Nothing is Sacred in the Church Because Everything is Sacred in the Church

One of the underrated ways in which my church is diverse is in the expected faith traditions of its congregants.  That is to say, people come from lots of different upbringings and therefore have lots of different expectations of what the church should do over the course of a year.  Not growing up in the church, I continue to be astounded by the abundance of holidays that have some deep meaning to some sub-group within our congregation.  Unfortunately, with that diversity comes an expectation that all of those events and practices will be given their due weight, which can make it hard for us to focus when focus is called for.

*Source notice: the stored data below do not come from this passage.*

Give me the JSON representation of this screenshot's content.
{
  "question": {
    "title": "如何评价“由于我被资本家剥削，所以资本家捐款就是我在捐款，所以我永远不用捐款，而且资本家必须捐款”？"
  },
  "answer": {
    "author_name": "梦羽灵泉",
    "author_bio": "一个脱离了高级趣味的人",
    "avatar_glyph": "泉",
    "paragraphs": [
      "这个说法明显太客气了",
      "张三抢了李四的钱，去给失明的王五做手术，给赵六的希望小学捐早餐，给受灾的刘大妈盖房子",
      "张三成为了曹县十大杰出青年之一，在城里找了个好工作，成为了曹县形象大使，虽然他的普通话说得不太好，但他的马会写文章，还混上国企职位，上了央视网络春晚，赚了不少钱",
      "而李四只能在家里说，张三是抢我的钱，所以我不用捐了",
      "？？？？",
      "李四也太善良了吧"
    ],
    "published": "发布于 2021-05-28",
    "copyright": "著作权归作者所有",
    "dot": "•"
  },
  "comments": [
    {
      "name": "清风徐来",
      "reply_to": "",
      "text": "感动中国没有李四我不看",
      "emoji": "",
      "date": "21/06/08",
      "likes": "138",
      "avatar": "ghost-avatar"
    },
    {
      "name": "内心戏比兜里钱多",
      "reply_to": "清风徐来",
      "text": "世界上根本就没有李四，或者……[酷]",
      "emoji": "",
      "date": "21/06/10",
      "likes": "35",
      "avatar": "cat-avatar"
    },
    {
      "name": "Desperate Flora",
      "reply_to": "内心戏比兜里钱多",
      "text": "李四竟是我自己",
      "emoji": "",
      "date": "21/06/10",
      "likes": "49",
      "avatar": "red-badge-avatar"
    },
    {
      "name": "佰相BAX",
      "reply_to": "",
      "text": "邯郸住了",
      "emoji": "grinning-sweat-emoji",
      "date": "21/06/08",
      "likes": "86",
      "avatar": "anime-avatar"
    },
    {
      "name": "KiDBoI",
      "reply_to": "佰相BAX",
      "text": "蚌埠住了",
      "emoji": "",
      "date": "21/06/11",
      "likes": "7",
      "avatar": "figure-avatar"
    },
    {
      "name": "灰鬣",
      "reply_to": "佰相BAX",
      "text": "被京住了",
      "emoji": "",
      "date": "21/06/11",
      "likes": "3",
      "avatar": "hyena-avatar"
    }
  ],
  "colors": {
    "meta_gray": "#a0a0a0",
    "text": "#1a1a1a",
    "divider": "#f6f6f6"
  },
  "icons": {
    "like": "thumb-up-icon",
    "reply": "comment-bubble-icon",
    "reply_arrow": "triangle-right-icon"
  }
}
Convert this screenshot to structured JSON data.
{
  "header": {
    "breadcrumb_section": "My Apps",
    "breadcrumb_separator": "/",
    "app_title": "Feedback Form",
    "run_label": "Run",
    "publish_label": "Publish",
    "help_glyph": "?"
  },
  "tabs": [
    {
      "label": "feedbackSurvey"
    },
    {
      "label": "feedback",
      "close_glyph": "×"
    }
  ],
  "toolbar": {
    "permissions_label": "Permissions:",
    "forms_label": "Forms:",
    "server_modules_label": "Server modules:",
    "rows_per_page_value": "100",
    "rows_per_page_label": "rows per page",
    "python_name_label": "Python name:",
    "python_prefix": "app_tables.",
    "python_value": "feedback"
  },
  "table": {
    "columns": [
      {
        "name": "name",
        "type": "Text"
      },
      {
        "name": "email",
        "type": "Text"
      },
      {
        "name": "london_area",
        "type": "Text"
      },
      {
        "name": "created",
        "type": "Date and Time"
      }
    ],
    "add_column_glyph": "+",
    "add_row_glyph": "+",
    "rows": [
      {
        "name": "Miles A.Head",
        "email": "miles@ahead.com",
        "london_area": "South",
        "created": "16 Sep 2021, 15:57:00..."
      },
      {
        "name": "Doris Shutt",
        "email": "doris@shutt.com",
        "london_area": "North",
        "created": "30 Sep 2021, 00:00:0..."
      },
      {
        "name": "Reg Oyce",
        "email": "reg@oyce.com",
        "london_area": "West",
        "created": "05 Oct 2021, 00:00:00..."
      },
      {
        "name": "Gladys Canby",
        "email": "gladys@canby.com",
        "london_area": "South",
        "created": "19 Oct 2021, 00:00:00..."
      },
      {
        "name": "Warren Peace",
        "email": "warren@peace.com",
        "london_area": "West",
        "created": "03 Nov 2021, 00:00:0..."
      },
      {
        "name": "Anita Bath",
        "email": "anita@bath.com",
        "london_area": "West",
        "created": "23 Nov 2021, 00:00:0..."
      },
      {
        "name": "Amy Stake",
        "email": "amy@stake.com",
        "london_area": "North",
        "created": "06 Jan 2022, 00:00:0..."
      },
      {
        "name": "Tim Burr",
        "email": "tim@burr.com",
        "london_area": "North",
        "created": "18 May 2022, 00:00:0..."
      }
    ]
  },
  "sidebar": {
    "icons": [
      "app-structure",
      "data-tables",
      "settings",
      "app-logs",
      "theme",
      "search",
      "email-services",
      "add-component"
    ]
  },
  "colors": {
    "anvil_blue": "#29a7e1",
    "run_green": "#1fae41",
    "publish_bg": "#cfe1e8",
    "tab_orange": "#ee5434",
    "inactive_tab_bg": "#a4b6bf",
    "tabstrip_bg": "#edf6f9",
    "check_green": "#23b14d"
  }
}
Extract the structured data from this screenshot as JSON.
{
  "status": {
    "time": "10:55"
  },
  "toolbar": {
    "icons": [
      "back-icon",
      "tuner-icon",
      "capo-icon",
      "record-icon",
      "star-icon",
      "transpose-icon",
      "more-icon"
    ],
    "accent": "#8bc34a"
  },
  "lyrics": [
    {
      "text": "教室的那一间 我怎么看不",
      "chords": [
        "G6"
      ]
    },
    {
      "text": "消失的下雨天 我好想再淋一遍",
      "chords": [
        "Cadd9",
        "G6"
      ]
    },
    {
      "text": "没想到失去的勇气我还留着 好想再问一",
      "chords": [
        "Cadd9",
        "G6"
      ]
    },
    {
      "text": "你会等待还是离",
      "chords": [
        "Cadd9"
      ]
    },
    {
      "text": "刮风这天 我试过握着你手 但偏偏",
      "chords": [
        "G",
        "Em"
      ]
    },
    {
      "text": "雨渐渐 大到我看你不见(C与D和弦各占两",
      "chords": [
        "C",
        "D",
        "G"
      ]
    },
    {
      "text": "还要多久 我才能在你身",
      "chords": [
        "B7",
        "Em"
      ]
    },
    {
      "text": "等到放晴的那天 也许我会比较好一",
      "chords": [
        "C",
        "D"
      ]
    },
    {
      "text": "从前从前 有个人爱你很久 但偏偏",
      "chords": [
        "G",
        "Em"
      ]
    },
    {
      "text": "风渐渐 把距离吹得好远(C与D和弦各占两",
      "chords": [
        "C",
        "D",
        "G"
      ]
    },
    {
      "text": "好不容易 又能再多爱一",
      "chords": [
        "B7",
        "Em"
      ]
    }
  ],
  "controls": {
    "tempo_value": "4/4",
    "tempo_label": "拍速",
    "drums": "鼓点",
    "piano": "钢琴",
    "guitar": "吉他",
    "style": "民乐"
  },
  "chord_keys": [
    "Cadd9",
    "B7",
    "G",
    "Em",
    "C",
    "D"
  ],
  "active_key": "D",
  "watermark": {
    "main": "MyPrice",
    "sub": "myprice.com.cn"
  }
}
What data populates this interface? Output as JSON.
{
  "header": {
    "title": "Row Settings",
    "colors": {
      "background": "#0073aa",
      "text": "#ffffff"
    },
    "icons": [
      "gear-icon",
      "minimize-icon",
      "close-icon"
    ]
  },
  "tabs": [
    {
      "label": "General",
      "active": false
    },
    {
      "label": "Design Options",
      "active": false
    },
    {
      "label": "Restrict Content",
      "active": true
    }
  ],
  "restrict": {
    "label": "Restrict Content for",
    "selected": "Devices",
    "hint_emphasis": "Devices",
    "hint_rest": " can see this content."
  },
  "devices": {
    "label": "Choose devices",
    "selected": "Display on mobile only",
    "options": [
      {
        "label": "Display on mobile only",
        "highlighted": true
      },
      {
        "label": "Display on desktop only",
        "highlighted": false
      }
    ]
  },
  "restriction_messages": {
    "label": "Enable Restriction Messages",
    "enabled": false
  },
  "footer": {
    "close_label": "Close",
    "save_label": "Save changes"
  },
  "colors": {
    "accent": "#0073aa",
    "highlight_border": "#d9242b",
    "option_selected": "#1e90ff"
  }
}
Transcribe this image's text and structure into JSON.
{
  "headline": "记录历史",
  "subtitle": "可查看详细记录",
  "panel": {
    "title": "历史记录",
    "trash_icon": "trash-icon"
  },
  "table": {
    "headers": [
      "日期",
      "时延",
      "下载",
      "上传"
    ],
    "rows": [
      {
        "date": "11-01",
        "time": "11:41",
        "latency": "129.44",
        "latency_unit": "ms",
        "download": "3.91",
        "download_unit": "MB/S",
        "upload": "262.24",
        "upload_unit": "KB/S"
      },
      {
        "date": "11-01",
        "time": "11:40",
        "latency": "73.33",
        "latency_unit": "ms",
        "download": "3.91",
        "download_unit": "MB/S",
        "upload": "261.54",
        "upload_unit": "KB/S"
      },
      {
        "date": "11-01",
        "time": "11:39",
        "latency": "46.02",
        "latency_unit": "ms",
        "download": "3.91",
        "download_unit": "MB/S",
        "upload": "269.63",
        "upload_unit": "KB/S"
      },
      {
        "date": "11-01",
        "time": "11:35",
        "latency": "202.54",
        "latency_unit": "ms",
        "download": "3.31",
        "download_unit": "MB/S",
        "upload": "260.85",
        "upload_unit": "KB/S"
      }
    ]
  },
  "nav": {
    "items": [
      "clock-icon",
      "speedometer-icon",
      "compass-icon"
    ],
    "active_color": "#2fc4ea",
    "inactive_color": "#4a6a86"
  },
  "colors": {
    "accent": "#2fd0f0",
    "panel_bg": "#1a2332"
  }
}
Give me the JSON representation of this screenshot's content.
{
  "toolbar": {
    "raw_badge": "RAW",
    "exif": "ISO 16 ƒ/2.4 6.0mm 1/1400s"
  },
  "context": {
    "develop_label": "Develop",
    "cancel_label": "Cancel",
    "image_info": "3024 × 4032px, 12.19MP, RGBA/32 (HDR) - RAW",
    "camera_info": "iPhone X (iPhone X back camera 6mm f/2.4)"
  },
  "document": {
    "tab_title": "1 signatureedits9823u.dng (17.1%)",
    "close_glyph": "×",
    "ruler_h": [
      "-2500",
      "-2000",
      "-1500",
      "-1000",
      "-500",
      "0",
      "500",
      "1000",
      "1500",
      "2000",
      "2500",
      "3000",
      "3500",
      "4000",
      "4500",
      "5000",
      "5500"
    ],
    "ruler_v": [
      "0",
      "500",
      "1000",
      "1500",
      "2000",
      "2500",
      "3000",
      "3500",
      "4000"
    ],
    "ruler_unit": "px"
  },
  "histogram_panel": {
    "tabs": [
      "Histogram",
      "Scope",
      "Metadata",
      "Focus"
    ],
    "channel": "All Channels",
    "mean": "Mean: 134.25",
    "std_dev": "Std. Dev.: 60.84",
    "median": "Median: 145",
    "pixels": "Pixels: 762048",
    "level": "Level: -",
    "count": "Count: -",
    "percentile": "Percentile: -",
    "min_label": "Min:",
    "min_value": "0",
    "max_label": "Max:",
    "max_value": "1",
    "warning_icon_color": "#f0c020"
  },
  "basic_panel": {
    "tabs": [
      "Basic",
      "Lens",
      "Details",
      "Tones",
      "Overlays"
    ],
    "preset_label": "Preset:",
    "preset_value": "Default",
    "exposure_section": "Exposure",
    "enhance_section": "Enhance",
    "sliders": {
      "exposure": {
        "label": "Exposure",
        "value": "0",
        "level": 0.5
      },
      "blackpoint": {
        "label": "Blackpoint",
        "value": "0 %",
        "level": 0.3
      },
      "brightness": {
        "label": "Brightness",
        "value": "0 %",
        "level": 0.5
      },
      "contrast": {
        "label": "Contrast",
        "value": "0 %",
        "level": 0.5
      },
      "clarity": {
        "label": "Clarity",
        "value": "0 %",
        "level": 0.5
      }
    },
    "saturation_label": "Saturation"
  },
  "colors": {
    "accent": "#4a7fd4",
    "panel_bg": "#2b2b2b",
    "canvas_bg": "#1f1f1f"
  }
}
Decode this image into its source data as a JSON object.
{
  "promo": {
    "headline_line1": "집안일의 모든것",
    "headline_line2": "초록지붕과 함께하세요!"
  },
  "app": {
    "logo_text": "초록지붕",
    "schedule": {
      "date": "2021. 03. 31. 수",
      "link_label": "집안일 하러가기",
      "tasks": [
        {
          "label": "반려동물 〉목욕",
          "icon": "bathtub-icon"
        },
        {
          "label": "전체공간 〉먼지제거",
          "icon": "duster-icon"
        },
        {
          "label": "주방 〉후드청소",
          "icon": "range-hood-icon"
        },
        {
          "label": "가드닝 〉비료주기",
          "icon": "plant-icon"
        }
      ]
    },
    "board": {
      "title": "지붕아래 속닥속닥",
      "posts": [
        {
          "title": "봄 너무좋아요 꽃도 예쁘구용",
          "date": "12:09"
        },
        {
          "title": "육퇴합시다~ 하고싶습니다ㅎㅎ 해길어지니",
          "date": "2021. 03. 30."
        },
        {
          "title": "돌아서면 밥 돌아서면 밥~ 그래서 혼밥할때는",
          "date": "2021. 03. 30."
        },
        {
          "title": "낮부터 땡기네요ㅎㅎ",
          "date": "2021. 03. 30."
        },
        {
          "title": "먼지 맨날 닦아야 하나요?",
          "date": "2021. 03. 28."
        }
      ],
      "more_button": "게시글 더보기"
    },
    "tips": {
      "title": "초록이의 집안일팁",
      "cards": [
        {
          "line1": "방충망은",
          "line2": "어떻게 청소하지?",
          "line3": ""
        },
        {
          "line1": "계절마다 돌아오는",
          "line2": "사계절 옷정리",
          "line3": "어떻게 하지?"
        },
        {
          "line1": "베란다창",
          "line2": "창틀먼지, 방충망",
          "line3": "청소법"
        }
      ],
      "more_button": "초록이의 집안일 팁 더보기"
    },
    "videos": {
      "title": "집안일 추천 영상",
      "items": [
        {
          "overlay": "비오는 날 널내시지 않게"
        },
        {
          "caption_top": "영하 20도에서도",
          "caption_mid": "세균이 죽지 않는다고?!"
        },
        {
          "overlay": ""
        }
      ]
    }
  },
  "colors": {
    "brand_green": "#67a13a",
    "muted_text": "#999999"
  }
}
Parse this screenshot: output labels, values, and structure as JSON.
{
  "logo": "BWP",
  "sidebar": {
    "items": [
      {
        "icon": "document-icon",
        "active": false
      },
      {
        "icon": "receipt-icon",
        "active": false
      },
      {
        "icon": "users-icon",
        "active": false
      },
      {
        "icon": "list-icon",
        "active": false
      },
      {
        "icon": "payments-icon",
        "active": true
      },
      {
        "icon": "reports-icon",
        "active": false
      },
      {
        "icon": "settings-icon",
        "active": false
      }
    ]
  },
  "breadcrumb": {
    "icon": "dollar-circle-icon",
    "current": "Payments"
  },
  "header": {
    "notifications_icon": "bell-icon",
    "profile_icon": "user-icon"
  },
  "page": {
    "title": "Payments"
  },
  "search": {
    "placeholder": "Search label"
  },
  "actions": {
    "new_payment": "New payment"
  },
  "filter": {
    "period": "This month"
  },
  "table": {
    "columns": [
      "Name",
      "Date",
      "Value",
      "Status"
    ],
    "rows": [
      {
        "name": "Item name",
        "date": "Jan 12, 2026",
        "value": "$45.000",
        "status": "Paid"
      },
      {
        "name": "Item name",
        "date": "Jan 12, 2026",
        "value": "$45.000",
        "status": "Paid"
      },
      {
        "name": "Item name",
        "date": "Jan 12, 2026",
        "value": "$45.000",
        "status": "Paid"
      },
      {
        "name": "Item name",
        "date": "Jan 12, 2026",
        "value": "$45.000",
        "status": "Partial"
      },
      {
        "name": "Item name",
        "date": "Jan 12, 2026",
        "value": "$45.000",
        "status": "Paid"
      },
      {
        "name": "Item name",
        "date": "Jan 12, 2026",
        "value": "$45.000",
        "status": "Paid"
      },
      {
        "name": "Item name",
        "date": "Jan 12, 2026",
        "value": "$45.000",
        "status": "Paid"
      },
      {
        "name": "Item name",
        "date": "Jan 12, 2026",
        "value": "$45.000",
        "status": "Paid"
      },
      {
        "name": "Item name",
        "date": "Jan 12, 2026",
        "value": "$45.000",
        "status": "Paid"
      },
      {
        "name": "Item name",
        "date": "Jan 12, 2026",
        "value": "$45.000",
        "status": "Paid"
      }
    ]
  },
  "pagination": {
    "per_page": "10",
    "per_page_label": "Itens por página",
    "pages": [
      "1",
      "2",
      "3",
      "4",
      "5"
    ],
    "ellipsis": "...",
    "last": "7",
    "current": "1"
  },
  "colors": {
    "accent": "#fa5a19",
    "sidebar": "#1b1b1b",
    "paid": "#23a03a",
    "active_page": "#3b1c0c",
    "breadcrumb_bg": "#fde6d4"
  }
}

Another consequence of not growing up in the church is not holding anything sacred.  So it's easier for me to say that we should stop doing something or take a break from doing something or do something a completely different way than before.  For someone for whom that thing is the most important thing about their spirituality, it's much harder to let that thing go or to be told it is expendable enough that it will be dropped in the coming year. And yet, at the risk of saying something that is easier for me than others to say, pruning is an important discipline for a church. 

While it never feels good to ruffle someone's feathers, it is perhaps a sign that we are on the right track.  For Jesus had His share of feather-ruffling.  He was, after all, both the fulfillment of long-held traditions as well as a representative of a new thing being done among God's people.  Those who ultimately followed Him tended to fall into one of three categories: (1) desperately hurting enough that His healing trumped all, (2) not as tied to the old ways of doing religion, or (3) soft-hearted enough to see His new ways as actually the actualization of old ways. 

We have a lot of (1) in our midst at my church.  And I am among many who are (2).  Let's hope that those who can be (3) will be (3), which is to say that they are willing to give God room to show them how their long-held traditions are less important in their literal practice than the broader messages and disciplines that they are intended to represent.  If we are willing to let go of what we think is sacred in the church, we might just experience the true sacredness of the church.